QCloud is a web-based system to support proteomics laboratories in daily quality assessment using a user-friendly interface, easy setup, automated data processing and archiving, and unbiased instrument evaluation. QCloud supports the most common targeted and untargeted proteomics workflows, it accepts data formats from different vendors and it enables a user-selected vocabulary to report incidences and annotate the acquired data.

Bio

I graduated at the Universitat Autònoma de Barcelona in Physics. Then I worked as a software engineer in several research centers untill I started to work as a bioinformatician at the IRB in 2013. I finally moved to the Proteomics Unit at the CRG in 2015 until today.

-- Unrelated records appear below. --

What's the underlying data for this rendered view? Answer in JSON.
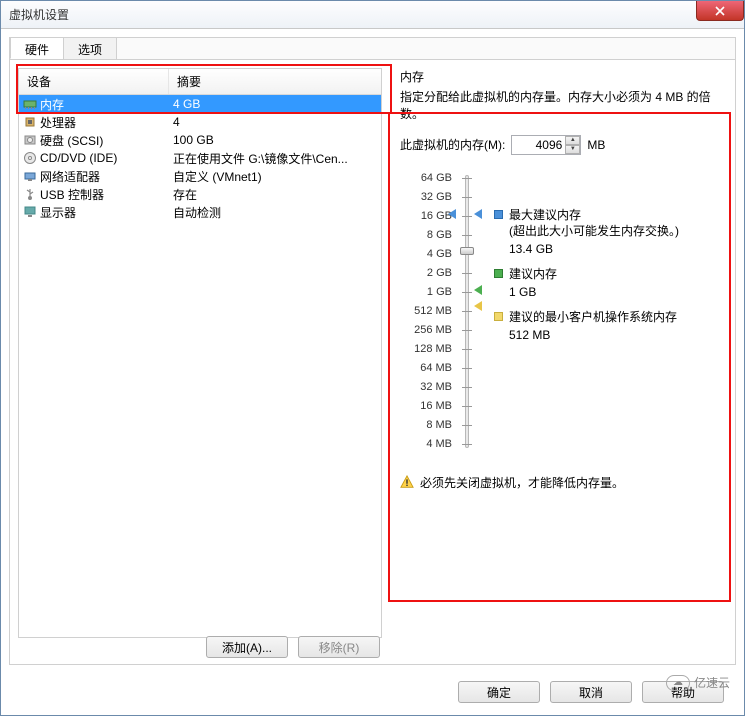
{
  "window": {
    "title": "虚拟机设置"
  },
  "tabs": {
    "hardware": "硬件",
    "options": "选项"
  },
  "hw_table": {
    "header_device": "设备",
    "header_summary": "摘要",
    "rows": [
      {
        "icon": "memory-icon",
        "name": "内存",
        "summary": "4 GB",
        "selected": true
      },
      {
        "icon": "cpu-icon",
        "name": "处理器",
        "summary": "4"
      },
      {
        "icon": "disk-icon",
        "name": "硬盘 (SCSI)",
        "summary": "100 GB"
      },
      {
        "icon": "cd-icon",
        "name": "CD/DVD (IDE)",
        "summary": "正在使用文件 G:\\镜像文件\\Cen..."
      },
      {
        "icon": "net-icon",
        "name": "网络适配器",
        "summary": "自定义 (VMnet1)"
      },
      {
        "icon": "usb-icon",
        "name": "USB 控制器",
        "summary": "存在"
      },
      {
        "icon": "display-icon",
        "name": "显示器",
        "summary": "自动检测"
      }
    ]
  },
  "buttons": {
    "add": "添加(A)...",
    "remove": "移除(R)",
    "ok": "确定",
    "cancel": "取消",
    "help": "帮助"
  },
  "memory": {
    "section_title": "内存",
    "desc": "指定分配给此虚拟机的内存量。内存大小必须为 4 MB 的倍数。",
    "field_label": "此虚拟机的内存(M):",
    "value": "4096",
    "unit": "MB",
    "ticks": [
      "64 GB",
      "32 GB",
      "16 GB",
      "8 GB",
      "4 GB",
      "2 GB",
      "1 GB",
      "512 MB",
      "256 MB",
      "128 MB",
      "64 MB",
      "32 MB",
      "16 MB",
      "8 MB",
      "4 MB"
    ],
    "legend": {
      "max_label": "最大建议内存",
      "max_note": "(超出此大小可能发生内存交换。)",
      "max_val": "13.4 GB",
      "rec_label": "建议内存",
      "rec_val": "1 GB",
      "min_label": "建议的最小客户机操作系统内存",
      "min_val": "512 MB"
    },
    "warning": "必须先关闭虚拟机，才能降低内存量。"
  },
  "watermark": "亿速云"
}
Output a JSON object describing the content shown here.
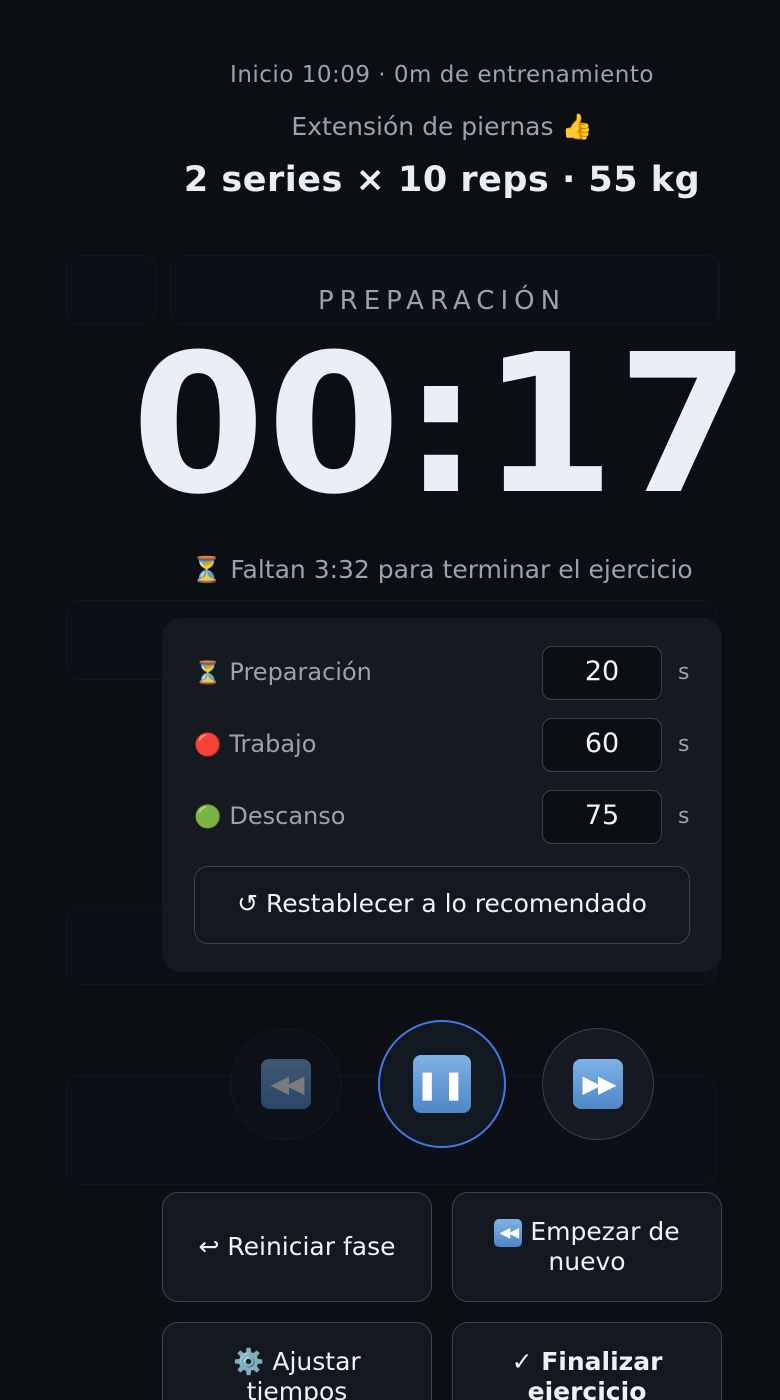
{
  "header": {
    "meta": "Inicio 10:09 · 0m de entrenamiento",
    "exercise": "Extensión de piernas 👍",
    "summary": "2 series × 10 reps · 55 kg"
  },
  "timer": {
    "phase": "PREPARACIÓN",
    "display": "00:17",
    "remaining": "⏳ Faltan 3:32 para terminar el ejercicio"
  },
  "settings": {
    "rows": [
      {
        "emoji": "⏳",
        "label": "Preparación",
        "value": "20",
        "unit": "s"
      },
      {
        "emoji": "🔴",
        "label": "Trabajo",
        "value": "60",
        "unit": "s"
      },
      {
        "emoji": "🟢",
        "label": "Descanso",
        "value": "75",
        "unit": "s"
      }
    ],
    "reset_label": "↺ Restablecer a lo recomendado"
  },
  "controls": {
    "prev_icon": "skip-back-icon",
    "pause_icon": "pause-icon",
    "next_icon": "skip-forward-icon",
    "accent_color": "#3d7be0"
  },
  "actions": {
    "restart_phase": "↩ Reiniciar fase",
    "start_over_icon": "⏮️",
    "start_over": "Empezar de nuevo",
    "adjust_times": "⚙️ Ajustar tiempos",
    "finish_exercise": "✓ Finalizar ejercicio"
  }
}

Exploiting orthology and de novo transcriptome assembly to refine target sequence information

Julia Soellner, PhD student, Boehringer Ingelheim & University Tuebingen, Germany

The ability to generate recombinant proteins facilitates several steps in drug discovery research, e.g. investigating drug-target-interactions or assessing a compound’s efficacy and safety. For this, the target’s exact protein sequence is required. Public databases such as Ensembl, UniProt and RefSeq are an important source of sequence information. However, many sequences for non-human organisms are predicted by computational pipelines and may thus be incomplete or contain errors. We present a Nextflow pipeline which exploits paired-end RNA-Seq reads for sequence validation and refinement by making use of sequence homology relationships across different species. We applied the pipeline to refine and validate the orthologues of all known human protein sequences in six species.

Bio

I'm a bioinformatician by training and am currently in the second year of my PhD. My PhD project is conducted at Boehringer Ingelheim under the supervision of Prof. Kay Nieselt at University Tuebingen.

The state of Nextflow

Paolo Di Tommaso, Research Software engineer, Center for Genomic Regulation (CRG), Spain

This presentation will give an overview of the current state of Nextflow technology, the achived milestones, the upcoming changes and the open challenges facing the reproducibility of of in-silico genomic data analysis.

Bio

Paolo Di Tommaso is a computer scientist and bioinformaticians. He has 20 years long experience as software developer and architect. His main interests are parallel programming, HPC, cloud computing and containerisation technologies. He is an open source advocate and he is the creator and project leader of the Nextflow workflow framework.